The agreement came two weeks after Gov. Jerry Brown (D) vetoed a budget with a projected deficit of $9.6 billion.
The new budget also calls for ending and replacing some 400 local economic redevelopment agencies for a savings of $1.7 billion. Defenders of the redevelopment agencies are threatening to file a lawsuit to keep them from being defunded.
Some Taxes Expire
The new budget does not include any changes in public employee pensions, environmental regulations or spending restraints that Republicans had been demanding in exchange for approving a special election on taxes. However, some temporary taxes that lawmakers approved two years earlier were allowed to expire June 30.
Brown said he may try to rake in still more tax revenue with a ballot measure in November 2012.
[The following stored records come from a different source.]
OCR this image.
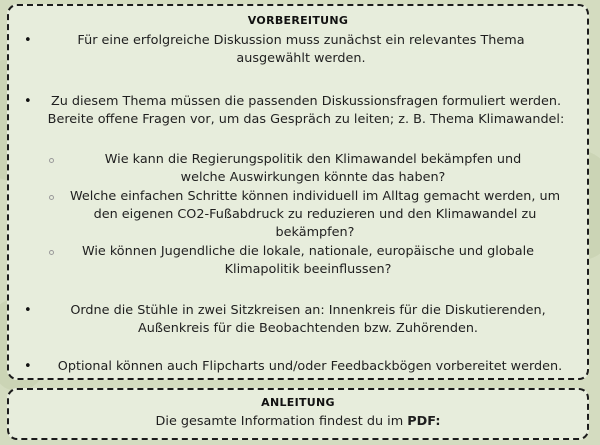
VORBEREITUNG
•	Für eine erfolgreiche Diskussion muss zunächst ein relevantes Thema ausgewählt werden.
•	Zu diesem Thema müssen die passenden Diskussionsfragen formuliert werden. Bereite offene Fragen vor, um das Gespräch zu leiten; z. B. Thema Klimawandel:
Wie kann die Regierungspolitik den Klimawandel bekämpfen und welche Auswirkungen könnte das haben?
Welche einfachen Schritte können individuell im Alltag gemacht werden, um den eigenen CO2-Fußabdruck zu reduzieren und den Klimawandel zu bekämpfen?
Wie können Jugendliche die lokale, nationale, europäische und globale Klimapolitik beeinflussen?
•	Ordne die Stühle in zwei Sitzkreisen an: Innenkreis für die Diskutierenden, Außenkreis für die Beobachtenden bzw. Zuhörenden.
•	Optional können auch Flipcharts und/oder Feedbackbögen vorbereitet werden.
ANLEITUNG
Die gesamte Information findest du im PDF:
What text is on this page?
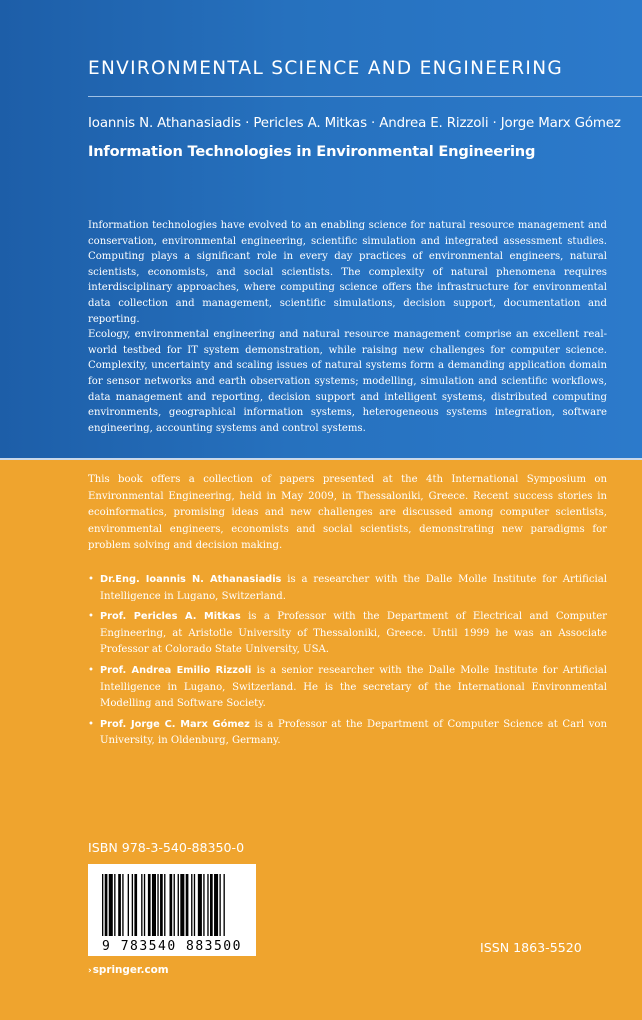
ENVIRONMENTAL SCIENCE AND ENGINEERING
Ioannis N. Athanasiadis · Pericles A. Mitkas · Andrea E. Rizzoli · Jorge Marx Gómez
Information Technologies in Environmental Engineering

Information technologies have evolved to an enabling science for natural resource management and conservation, environmental engineering, scientific simulation and integrated assessment studies. Computing plays a significant role in every day practices of environmental engineers, natural scientists, economists, and social scientists. The complexity of natural phenomena requires interdisciplinary approaches, where computing science offers the infrastructure for environmental data collection and management, scientific simulations, decision support, documentation and reporting.

Ecology, environmental engineering and natural resource management comprise an excellent real-world testbed for IT system demonstration, while raising new challenges for computer science. Complexity, uncertainty and scaling issues of natural systems form a demanding application domain for sensor networks and earth observation systems; modelling, simulation and scientific workflows, data management and reporting, decision support and intelligent systems, distributed computing environments, geographical information systems, heterogeneous systems integration, software engineering, accounting systems and control systems.

This book offers a collection of papers presented at the 4th International Symposium on Environmental Engineering, held in May 2009, in Thessaloniki, Greece. Recent success stories in ecoinformatics, promising ideas and new challenges are discussed among computer scientists, environmental engineers, economists and social scientists, demonstrating new paradigms for problem solving and decision making.

• Dr.Eng. Ioannis N. Athanasiadis is a researcher with the Dalle Molle Institute for Artificial Intelligence in Lugano, Switzerland.
• Prof. Pericles A. Mitkas is a Professor with the Department of Electrical and Computer Engineering, at Aristotle University of Thessaloniki, Greece. Until 1999 he was an Associate Professor at Colorado State University, USA.
• Prof. Andrea Emilio Rizzoli is a senior researcher with the Dalle Molle Institute for Artificial Intelligence in Lugano, Switzerland. He is the secretary of the International Environmental Modelling and Software Society.
• Prof. Jorge C. Marx Gómez is a Professor at the Department of Computer Science at Carl von University, in Oldenburg, Germany.
ISBN 978-3-540-88350-0
9 783540 883500	ISSN 1863-5520
›springer.com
This new budget calls for $5.2 billion more in projected and actual tax revenues than were estimated in the vetoed budget. Budget officials said this larger tax haul would result largely from unexpected personal income growth for wealthy Californians. If revenues come in below the budget estimates, however, there could be up to $2.6 billion in additional spending cuts.
Assembly Republican Leader Connie Conway of Tulare issued a statement saying the GOP's "steadfast opposition to higher taxes has helped remind Sacramento tax-and-spend liberals of the need to live within our means."
Family Savings Predicted
Conway said the expirations of a retail sales tax increase and a motor vehicle tax will result in the average California family saving nearly $1,000 a year. An increase in the personal income tax is set to expire in 2013.
Shortly before Brown and the Democrat lawmakers announced their budget agreement, several Republican legislators said they could support allowing voters to decide on extending the temporary taxes.
Gov. Brown had proposed eliminating 43 state boards and commissions as well as 5,500 state employee positions if the election were agreed on.
Chriss Street served as Treasurer of Orange County, California from 2007 to 2011 and has been following the California budget situation. He said, "For the first time, the Republicans are not willing to cut a deal where a few term-limited Republicans [in the state legislature] vote for a tax increase, then get paid back with a lucrative appointment to a $100,000 salaried seat on some obscure state agency board. The minority Republican leader has always structured this insider dealing to look like a couple of Republicans 'went rogue'.”
Kris Vosburgh, executive director of the Howard Jarvis Taxpayers Association, said no one knows what is going to happen to California's finances.
"If I knew, I would be governor," he said. "What California does next is a mystery to just about everybody."